O tão esperado e badalado encontro entre os presidentes dos Estados Unidos, Donald Trump, e da Rússia, Vladimir Putin, para discutir a questão da Ucrânia, teve sua realização nesta sexta-feira, em Anchorage, no Alasca, com muita pompa e circunstância. Conforme seria de se esperar de um encontro entre os homens que hoje são os dois mais poderosos do mundo. Tanto que o futuro de um país, no caso a Ucrânia, ficou nas mãos deles.
“O objetivo não é fechar um acordo em nome da Ucrânia, mas, trazer Putin para a mesa de negociação”. Esta frase pronunciada pelo presidente dos Estados Unidos, Donald Trump, ao partir para o Alasca, gerou um grande alívio tanto na Ucrânia quanto na Europa. O medo que imperava antes da reunião era de que o encontro entre o americano e o russo Vladimir Putin resultasse numa mudança do mapa da Ucrânia.
Sempre é importante lembrar que o objetivo de Putin ao iniciar a guerra, em 24 de fevereiro de 2022, era tomar as quatro províncias que havia declarado, unilateralmente, independentes: Donetsk, Lugansk, Zaporizhzhia e Kherson. E também ficar com a Crimeia, que ele já havia tomado em 2014. Além disto, Putin não aceitava o ingresso da Ucrânia na Otan por rejeitar a presença junto à sua fronteira de uma força opositora.
HITLER
A contestação a esta entrega de territórios é mantida até hoje, não só pela Ucrânia, mas por todos os 27 integrantes da União Europeia. Entendem que este poderia ser um primeiro passo para posteriores novos avanços da Rússia.

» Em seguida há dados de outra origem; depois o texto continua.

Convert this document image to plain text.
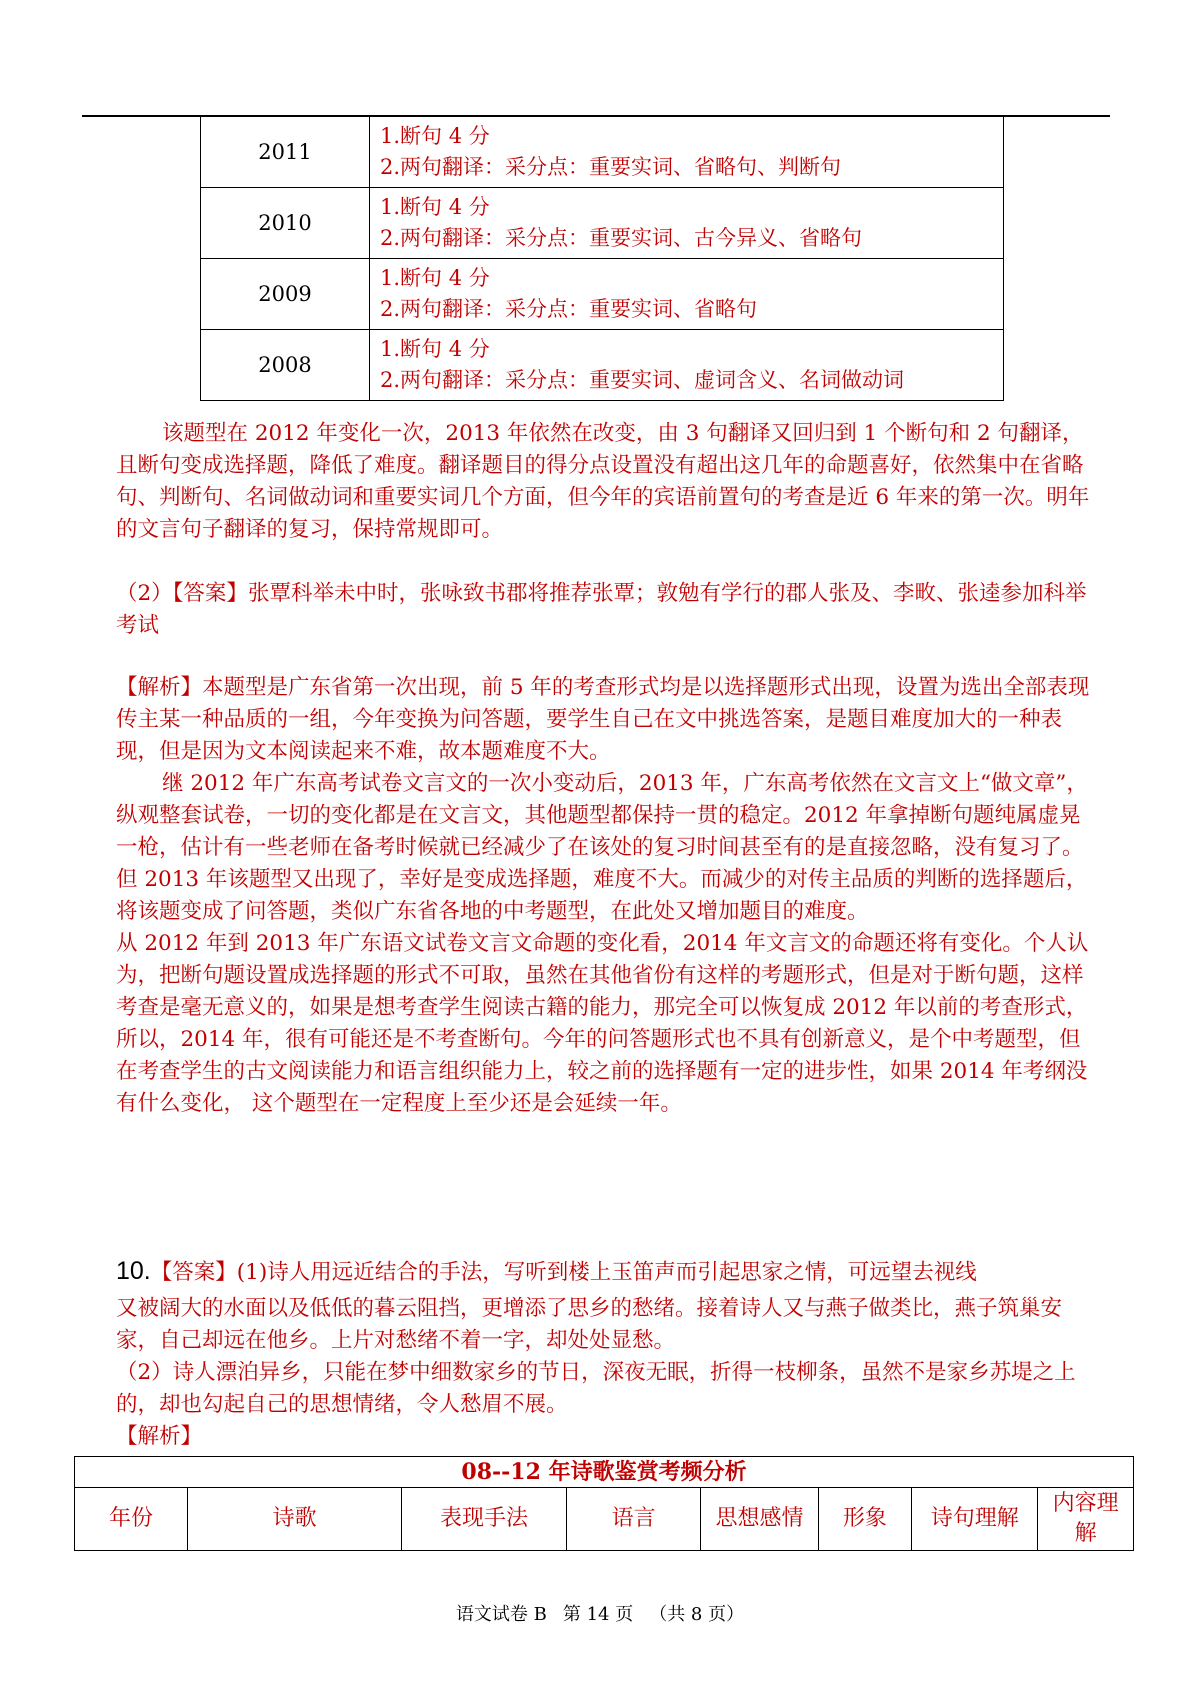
2011	1.断句 4 分
2.两句翻译：采分点：重要实词、省略句、判断句

2010	1.断句 4 分
2.两句翻译：采分点：重要实词、古今异义、省略句

2009	1.断句 4 分
2.两句翻译：采分点：重要实词、省略句

2008	1.断句 4 分
2.两句翻译：采分点：重要实词、虚词含义、名词做动词
该题型在 2012 年变化一次，2013 年依然在改变，由 3 句翻译又回归到 1 个断句和 2 句翻译，且断句变成选择题，降低了难度。翻译题目的得分点设置没有超出这几年的命题喜好，依然集中在省略句、判断句、名词做动词和重要实词几个方面，但今年的宾语前置句的考查是近 6 年来的第一次。明年的文言句子翻译的复习，保持常规即可。
（2）【答案】张覃科举未中时，张咏致书郡将推荐张覃；敦勉有学行的郡人张及、李畋、张逵参加科举考试
【解析】本题型是广东省第一次出现，前 5 年的考查形式均是以选择题形式出现，设置为选出全部表现传主某一种品质的一组，今年变换为问答题，要学生自己在文中挑选答案，是题目难度加大的一种表现，但是因为文本阅读起来不难，故本题难度不大。
继 2012 年广东高考试卷文言文的一次小变动后，2013 年，广东高考依然在文言文上“做文章”，纵观整套试卷，一切的变化都是在文言文，其他题型都保持一贯的稳定。2012 年拿掉断句题纯属虚晃一枪，估计有一些老师在备考时候就已经减少了在该处的复习时间甚至有的是直接忽略，没有复习了。但 2013 年该题型又出现了，幸好是变成选择题，难度不大。而减少的对传主品质的判断的选择题后，将该题变成了问答题，类似广东省各地的中考题型，在此处又增加题目的难度。
从 2012 年到 2013 年广东语文试卷文言文命题的变化看，2014 年文言文的命题还将有变化。个人认为，把断句题设置成选择题的形式不可取，虽然在其他省份有这样的考题形式，但是对于断句题，这样考查是毫无意义的，如果是想考查学生阅读古籍的能力，那完全可以恢复成 2012 年以前的考查形式，所以，2014 年，很有可能还是不考查断句。今年的问答题形式也不具有创新意义，是个中考题型，但在考查学生的古文阅读能力和语言组织能力上，较之前的选择题有一定的进步性，如果 2014 年考纲没有什么变化， 这个题型在一定程度上至少还是会延续一年。
10.【答案】(1)诗人用远近结合的手法，写听到楼上玉笛声而引起思家之情，可远望去视线
又被阔大的水面以及低低的暮云阻挡，更增添了思乡的愁绪。接着诗人又与燕子做类比，燕子筑巢安家，自己却远在他乡。上片对愁绪不着一字，却处处显愁。
（2）诗人漂泊异乡，只能在梦中细数家乡的节日，深夜无眠，折得一枝柳条，虽然不是家乡苏堤之上的，却也勾起自己的思想情绪，令人愁眉不展。
【解析】
08--12 年诗歌鉴赏考频分析
年份	诗歌	表现手法	语言	思想感情	形象	诗句理解	内容理解
语文试卷 B 第 14 页 （共 8 页）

E invocam para isto a memória da Segunda Guerra, quando o então primeiro ministro britânico Arthur Charberlain resolveu entregar para Hitler os Sudetos – territórios que envolviam partes da então Tchecoslováquia e da Polônia – para pôr fim à guerra. Pois foram entregues os territórios e Hitler seguiu em frente, dando no que deu.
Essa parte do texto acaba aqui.